Aussi étais-je bien curieuse de découvrir cette Intruse, pièce de jeunesse de Maeterlinck publiée la même année que Les Aveugles (en 1890) mais rarement montée… D’autant plus intriguée que je ne connaissais pas du tout le metteur en scène Emmanuel Texeraud, acteur confirmé dont c’était la deuxième création, après Mauser de Heiner Müller, qu’il avait présenté au Théâtre de la Vie en 2009.

Cette Intruse résulte d’une recherche menée depuis 2012 au sein d’une jeune compagnie bruxelloise nommée Fitzcarraldo, elle s’est développée lors de résidences dans divers lieux théâtraux et a été réalisée sans aucune subvention (!), mais avec une solide équipe d’acteurs et de créateurs pour le son, la lumière, la scénographie et les costumes. Nous étions conviés à en découvrir la première ce 28 janvier 2016 dans un espace insolite, la vaste salle de la fabrique artistique Carthago delenda est, quelque part du côté de la Gare de l’Ouest.

La mort des humains et la vie des abeilles
À la suite d’un accouchement difficile, alors qu’une famille réunie dans un salon espère le réveil de la mère et le premier cri du nouveau-né, la Mort, invisible, s’introduit dans la maison. Malgré les avertissements de l’aïeul aveugle – qui seul pressent une présence et que nul ne veut entendre – la fatale Intruse s’approche…
Telle est l’intrigue de ce petit drame en un acte, à la fois intemporel et universel par son sujet et en même temps situé  « dans les temps modernes », comme l’indique la première didascalie du texte. Le Père et l’Oncle sont en effet des bourgeois rationalistes et pragmatiques de la modernité (le 20e siècle se profile… entre autres dans les costumes signés Charlyne Misplon), qui refusent d’accorder du crédit à l’intuition angoissée de l’Aïeul face à l’énigme de la vie et de la mort, énigme à laquelle la Fille est réceptive, du fait de sa jeunesse. Le conflit de générations est perceptible dans cette famille sur le déclin, gagnée par l’effroi métaphysique…

Quand on pénètre dans la salle de spectacle, l’atmosphère embrumée nous plonge déjà dans les ténèbres du drame. Mais ce n’est pas par lui qu’on commence. Si le lieu est enfumé, c’est à cause d’une ruche, placée au centre d’une petite avant-scène, une ruche (faussement) bourdonnante que regardent deux figures assises de profil sur un banc – dont l’une est en tenue d’apiculteur, tenant un enfumoir pour abeilles. La fumée prend déjà un tout autre sens… Et c’est par un extrait de La Vie des abeilles, délicat essai du Maeterlinck naturaliste, que s’ouvre le spectacle : une femme enceinte – qui se révélera être l’accouchée dont il est question dans L’Intruse –  rend hommage à « l’esprit de la ruche » – puissance vitale de cette communauté de butineuses qu’on sait aujourd’hui menacées d’extinction.
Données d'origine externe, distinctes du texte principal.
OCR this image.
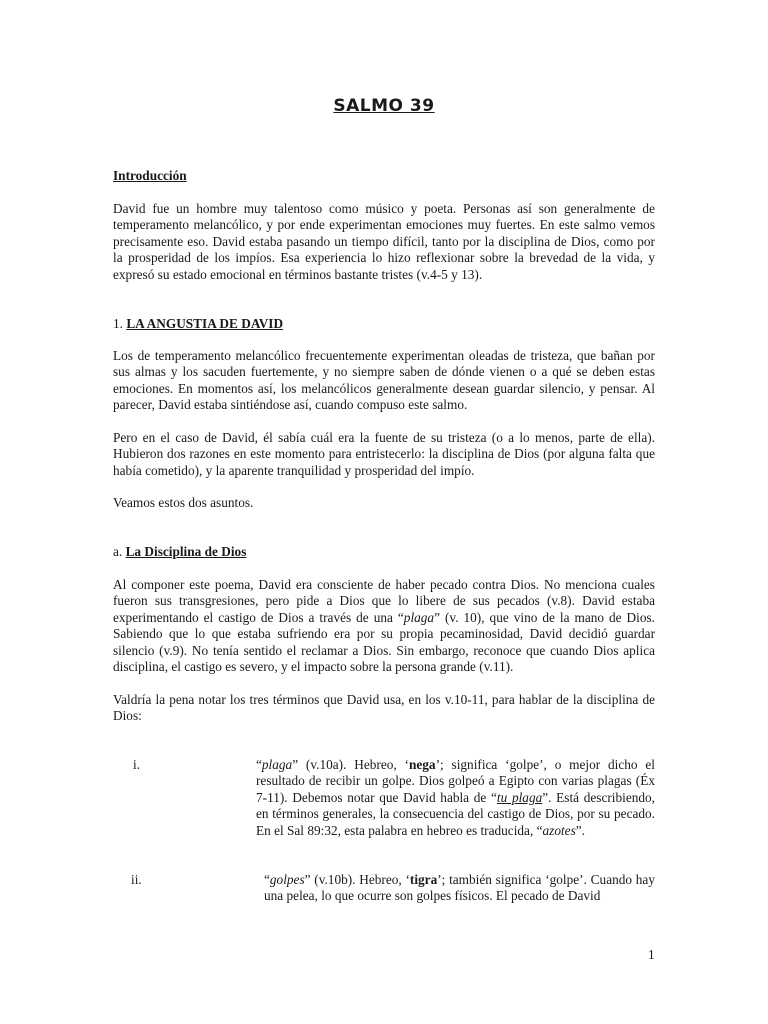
SALMO 39
Introducción

David fue un hombre muy talentoso como músico y poeta. Personas así son generalmente de temperamento melancólico, y por ende experimentan emociones muy fuertes. En este salmo vemos precisamente eso. David estaba pasando un tiempo difícil, tanto por la disciplina de Dios, como por la prosperidad de los impíos. Esa experiencia lo hizo reflexionar sobre la brevedad de la vida, y expresó su estado emocional en términos bastante tristes (v.4-5 y 13).

1. LA ANGUSTIA DE DAVID

Los de temperamento melancólico frecuentemente experimentan oleadas de tristeza, que bañan por sus almas y los sacuden fuertemente, y no siempre saben de dónde vienen o a qué se deben estas emociones. En momentos así, los melancólicos generalmente desean guardar silencio, y pensar. Al parecer, David estaba sintiéndose así, cuando compuso este salmo.

Pero en el caso de David, él sabía cuál era la fuente de su tristeza (o a lo menos, parte de ella). Hubieron dos razones en este momento para entristecerlo: la disciplina de Dios (por alguna falta que había cometido), y la aparente tranquilidad y prosperidad del impío.

Veamos estos dos asuntos.

a. La Disciplina de Dios

Al componer este poema, David era consciente de haber pecado contra Dios. No menciona cuales fueron sus transgresiones, pero pide a Dios que lo libere de sus pecados (v.8). David estaba experimentando el castigo de Dios a través de una “plaga” (v. 10), que vino de la mano de Dios. Sabiendo que lo que estaba sufriendo era por su propia pecaminosidad, David decidió guardar silencio (v.9). No tenía sentido el reclamar a Dios. Sin embargo, reconoce que cuando Dios aplica disciplina, el castigo es severo, y el impacto sobre la persona grande (v.11).

Valdría la pena notar los tres términos que David usa, en los v.10-11, para hablar de la disciplina de Dios:

i.	“plaga” (v.10a). Hebreo, ‘nega’; significa ‘golpe’, o mejor dicho el resultado de recibir un golpe. Dios golpeó a Egipto con varias plagas (Éx 7-11). Debemos notar que David habla de “tu plaga”. Está describiendo, en términos generales, la consecuencia del castigo de Dios, por su pecado. En el Sal 89:32, esta palabra en hebreo es traducida, “azotes”.

ii.	“golpes” (v.10b). Hebreo, ‘tigra’; también significa ‘golpe’. Cuando hay una pelea, lo que ocurre son golpes físicos. El pecado de David

1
Ainsi, quand s’éclaire la scène où va se nouer l’intrigue, nous la voyons à travers un long cadre rectangulaire, qui figure pour le metteur en scène la piste d’envol des abeilles… Nous observons donc les personnages comme s’ils étaient des insectes en voie de disparition dans un vivarium. Car pour Emmanuel Texeraud,  l’actualité de L’Intruse est de réinterroger notre monde contemporain aveuglé par sa fin, hanté par la catastrophe de sa propre extinction et déniant dans le même temps son vieillissement, fantasmant un homme « augmenté » qui repousserait la mort.
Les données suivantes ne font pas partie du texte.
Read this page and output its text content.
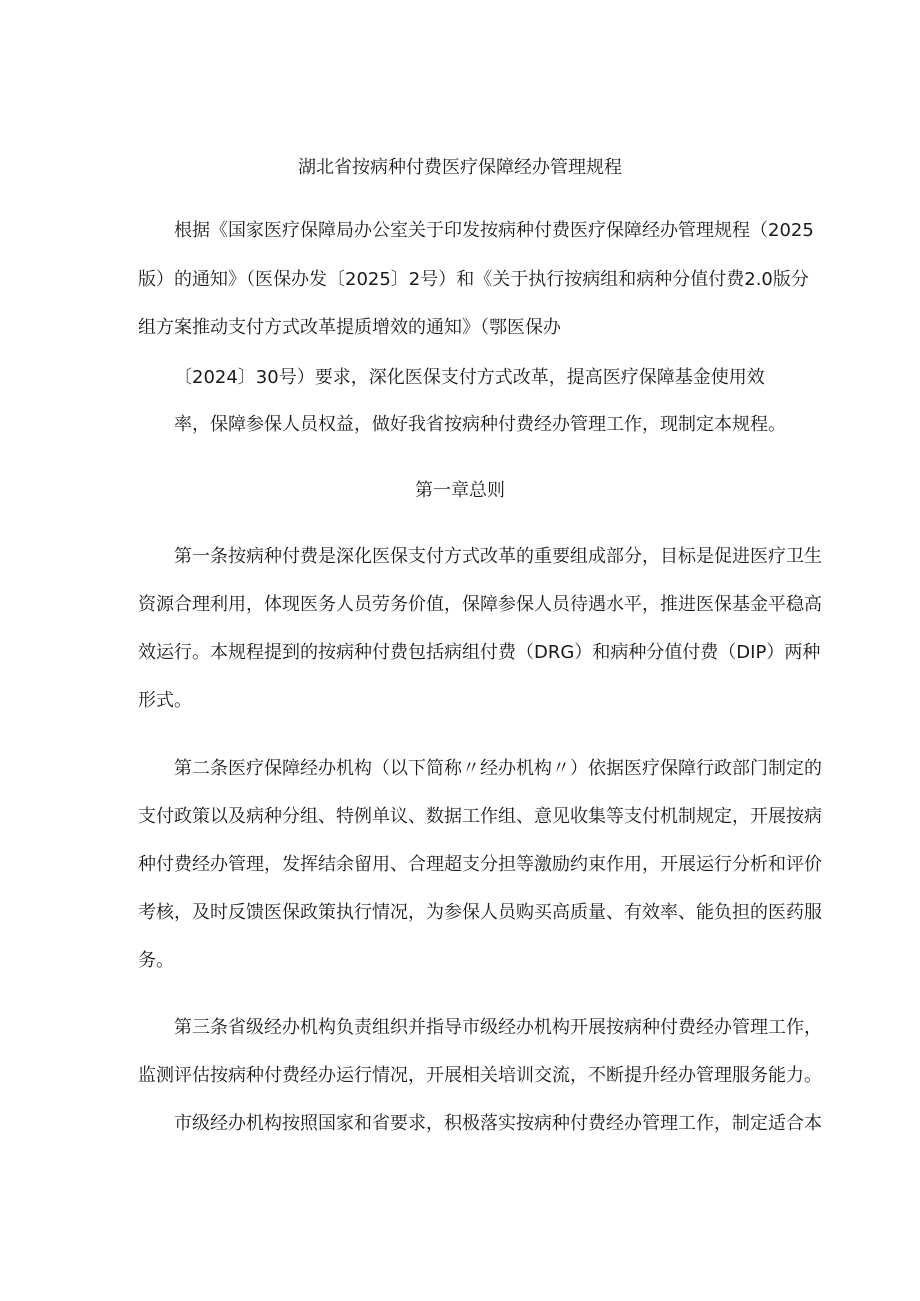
湖北省按病种付费医疗保障经办管理规程
根据《国家医疗保障局办公室关于印发按病种付费医疗保障经办管理规程（2025
版）的通知》（医保办发〔2025〕2号）和《关于执行按病组和病种分值付费2.0版分
组方案推动支付方式改革提质增效的通知》（鄂医保办
〔2024〕30号）要求，深化医保支付方式改革，提高医疗保障基金使用效
率，保障参保人员权益，做好我省按病种付费经办管理工作，现制定本规程。
第一章总则
第一条按病种付费是深化医保支付方式改革的重要组成部分，目标是促进医疗卫生
资源合理利用，体现医务人员劳务价值，保障参保人员待遇水平，推进医保基金平稳高
效运行。本规程提到的按病种付费包括病组付费（DRG）和病种分值付费（DIP）两种
形式。
第二条医疗保障经办机构（以下简称〃经办机构〃）依据医疗保障行政部门制定的
支付政策以及病种分组、特例单议、数据工作组、意见收集等支付机制规定，开展按病
种付费经办管理，发挥结余留用、合理超支分担等激励约束作用，开展运行分析和评价
考核，及时反馈医保政策执行情况，为参保人员购买高质量、有效率、能负担的医药服
务。
第三条省级经办机构负责组织并指导市级经办机构开展按病种付费经办管理工作，
监测评估按病种付费经办运行情况，开展相关培训交流，不断提升经办管理服务能力。
市级经办机构按照国家和省要求，积极落实按病种付费经办管理工作，制定适合本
Jean Debefve et Murielle Texier dans "L'Intruse" de Maurice Maeterlinck, mise en scène Emmanuel Texeraud. Photo © Serge Gutwirth.
Jean Debefve et Murielle Texier dans « L’Intruse » de Maurice Maeterlinck, mise en scène Emmanuel Texeraud. Photo © Serge Gutwirth.
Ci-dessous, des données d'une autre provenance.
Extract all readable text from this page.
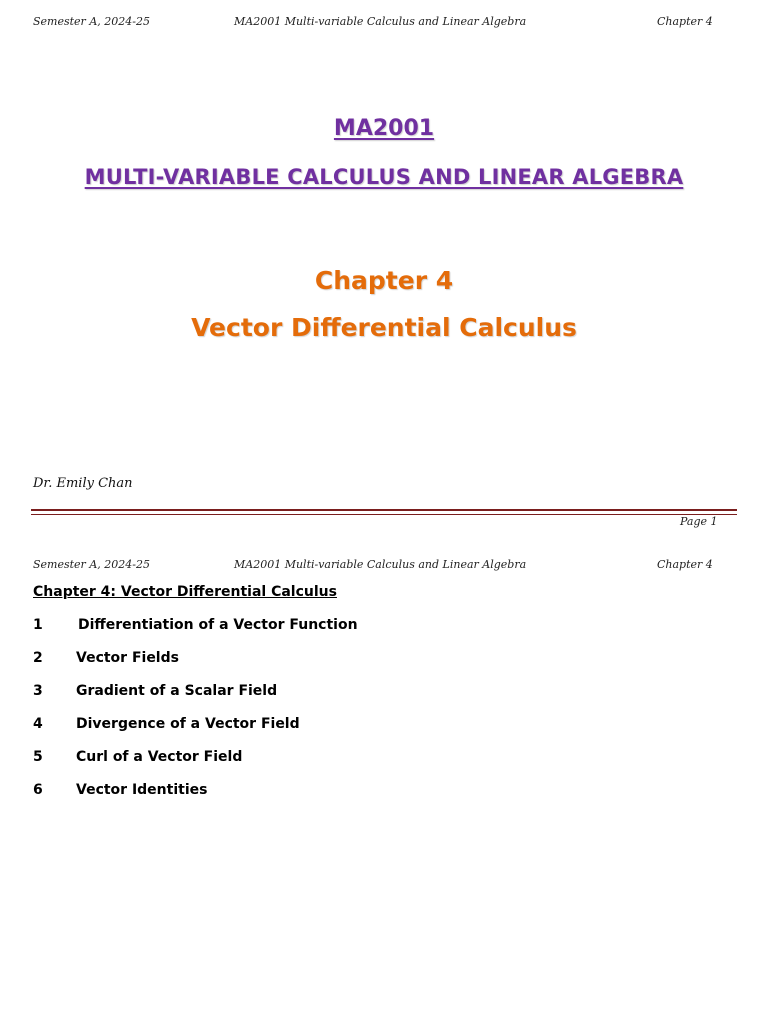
Semester A, 2024-25	MA2001 Multi-variable Calculus and Linear Algebra	Chapter 4
MA2001
MULTI-VARIABLE CALCULUS AND LINEAR ALGEBRA
Chapter 4
Vector Differential Calculus
Dr. Emily Chan
Page 1
Semester A, 2024-25	MA2001 Multi-variable Calculus and Linear Algebra	Chapter 4
Chapter 4: Vector Differential Calculus
1	Differentiation of a Vector Function
2 Vector Fields
3 Gradient of a Scalar Field
4 Divergence of a Vector Field
5 Curl of a Vector Field
6 Vector Identities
Huis clos métaphysique et sensoriel
« Il faudrait pouvoir mystérieusement exprimer l’état lamentable de cette famille, flottant là – assise à table – comme sur un misérable radeau au milieu de l’infini, de l’épouvantable et de l’incompréhensible… » écrit Maeterlinck dans ses notes sur L’Intruse.

C’est tout à fait cela qu’évoque la proposition scénique. La grande salle de Carthago est magnifiquement exploitée par le scénographe Didier Payen qui la divise en deux espaces : cette petite avant-scène – le lieu du prologue mais aussi l’extérieur du huis clos de L’Intruse – un extérieur dont le public fait partie, d’où il regarde (par cette fenêtre au format cinémascope) cette « autre scène » (qui est aussi celle du rêve, de l’inconscient), où se déroule le drame familial oppressant, qui a l’air de se jouer très loin et de « flotter » dans le vide, comme l’écrit l’auteur, mais qui est cependant parfaitement visible et audible, tant le son (de Noam Rzewski) et la lumière (de Caspar Langhoff) sont travaillés pour nous rendre perceptible la situation qui se joue dans ce salon perdu au cœur de l’infini, avec une table basse et cinq sièges – celui qui nous tourne le dos restant significativement vide.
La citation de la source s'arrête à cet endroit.